Order frequency can be improved by developing retention email campaigns (for example, “One-day Sale”, “Limited-edition Offer”); starting a loyalty program (for example, Loyalty program of Smile.io) and introducing gamification tactics (for example, gamification elements of Sephora’s ‘Very Important Beautician’ loyalty program).
Average Order Processing Time
With this KPI, the sales team can track the average time it takes to process an order. To calculate this metric, the time from when the customer places an order to the final delivery of the product to the customer must be taken into account. This KPI helps you to determine whether your B2B ecommerce portal has proved to be time-effective. If there has been no fall in average order processing time, you need to scrutinize your workflow and make the necessary alterations to assimilate your B2B portal into it.
Net Promoter Score (NPS)
How did St. Louis-based ‘Enterprise’ become the largest car-rental company in the world? Well, its CEO Andy Taylor conceived a simple way to receive regular customer feedback.

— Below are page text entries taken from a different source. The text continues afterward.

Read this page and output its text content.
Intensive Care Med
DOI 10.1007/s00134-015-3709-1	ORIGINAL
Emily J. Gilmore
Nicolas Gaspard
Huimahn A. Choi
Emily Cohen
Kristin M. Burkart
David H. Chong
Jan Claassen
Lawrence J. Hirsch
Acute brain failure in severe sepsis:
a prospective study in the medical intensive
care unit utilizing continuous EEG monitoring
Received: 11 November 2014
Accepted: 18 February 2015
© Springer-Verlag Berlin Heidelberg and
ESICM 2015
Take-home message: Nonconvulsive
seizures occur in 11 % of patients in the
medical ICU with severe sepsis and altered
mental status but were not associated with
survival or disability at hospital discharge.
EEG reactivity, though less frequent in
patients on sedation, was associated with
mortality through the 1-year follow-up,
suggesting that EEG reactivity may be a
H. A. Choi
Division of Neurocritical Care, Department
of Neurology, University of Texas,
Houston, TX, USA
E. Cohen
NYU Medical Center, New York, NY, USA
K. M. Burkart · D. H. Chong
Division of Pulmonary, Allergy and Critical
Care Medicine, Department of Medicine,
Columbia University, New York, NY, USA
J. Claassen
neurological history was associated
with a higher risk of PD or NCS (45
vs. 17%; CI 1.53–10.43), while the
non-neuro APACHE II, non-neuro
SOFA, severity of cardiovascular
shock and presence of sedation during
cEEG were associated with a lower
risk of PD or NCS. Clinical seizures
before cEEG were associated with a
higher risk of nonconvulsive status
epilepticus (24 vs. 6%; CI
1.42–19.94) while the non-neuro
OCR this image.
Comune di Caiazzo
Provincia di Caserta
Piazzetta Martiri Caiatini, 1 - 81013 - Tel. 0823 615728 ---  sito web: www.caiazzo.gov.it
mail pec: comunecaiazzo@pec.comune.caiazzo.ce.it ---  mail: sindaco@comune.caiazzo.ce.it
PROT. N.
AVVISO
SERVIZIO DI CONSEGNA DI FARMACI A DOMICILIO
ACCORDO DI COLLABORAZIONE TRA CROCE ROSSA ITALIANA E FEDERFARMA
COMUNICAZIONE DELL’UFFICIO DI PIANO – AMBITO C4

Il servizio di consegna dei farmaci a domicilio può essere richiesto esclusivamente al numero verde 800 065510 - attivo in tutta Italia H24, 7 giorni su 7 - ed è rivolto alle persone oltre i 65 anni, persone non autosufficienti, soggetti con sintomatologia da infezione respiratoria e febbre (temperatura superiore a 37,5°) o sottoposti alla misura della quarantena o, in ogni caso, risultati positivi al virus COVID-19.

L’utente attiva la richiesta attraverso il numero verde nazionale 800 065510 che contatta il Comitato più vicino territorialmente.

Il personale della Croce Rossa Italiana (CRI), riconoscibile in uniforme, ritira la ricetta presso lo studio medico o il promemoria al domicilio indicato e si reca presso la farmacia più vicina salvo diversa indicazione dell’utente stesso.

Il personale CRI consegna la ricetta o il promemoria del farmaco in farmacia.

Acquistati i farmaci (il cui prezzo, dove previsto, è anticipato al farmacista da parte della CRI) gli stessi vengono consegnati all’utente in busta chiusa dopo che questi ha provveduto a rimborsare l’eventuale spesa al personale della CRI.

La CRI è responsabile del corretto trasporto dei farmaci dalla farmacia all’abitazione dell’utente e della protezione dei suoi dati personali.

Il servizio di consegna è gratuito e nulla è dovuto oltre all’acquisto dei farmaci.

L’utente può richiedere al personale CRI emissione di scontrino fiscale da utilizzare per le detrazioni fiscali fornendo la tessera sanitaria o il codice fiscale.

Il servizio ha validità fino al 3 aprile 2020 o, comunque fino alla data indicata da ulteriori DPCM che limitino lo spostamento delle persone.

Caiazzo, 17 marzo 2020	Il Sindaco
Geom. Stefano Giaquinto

Enterprise asked its customers two simple questions – “How would you rate your rental experience (On a scale from 1-10)?” and “How likely are you to rent from us again (on a scale from 1-10)?” The full-blown version of the Enterprise metric was invented by Frederik F. Reichheld – Net Promoter Score (NPS).
This metric determines the readiness with which your customers are likely to recommend your ecommerce portal to others. Based on their responses, customers fall into either of the three groups – Detractors, Passives, and Promoters. NPS is then calculated by subtracting the percentage of detractor responses from that of promoter responses (disregarding the passive responses). Tracking NPS will align your team, quantify word-of-mouth traffic, and measure customer loyalty and areas for product improvement.
The above is a list of objective KPIs – those that every B2B sales team needs to measure. Besides these, every business’s unique objectives will determine the various subjective KPIs that need to be measured.
The bottom line is: When it comes to KPIs, no one-size-fits-all approach will suffice. It all comes down to reviewing your business objectives, analyzing current performance, setting short-term and long-term KPIs, reviewing targets with the team, and readjusting based on progress.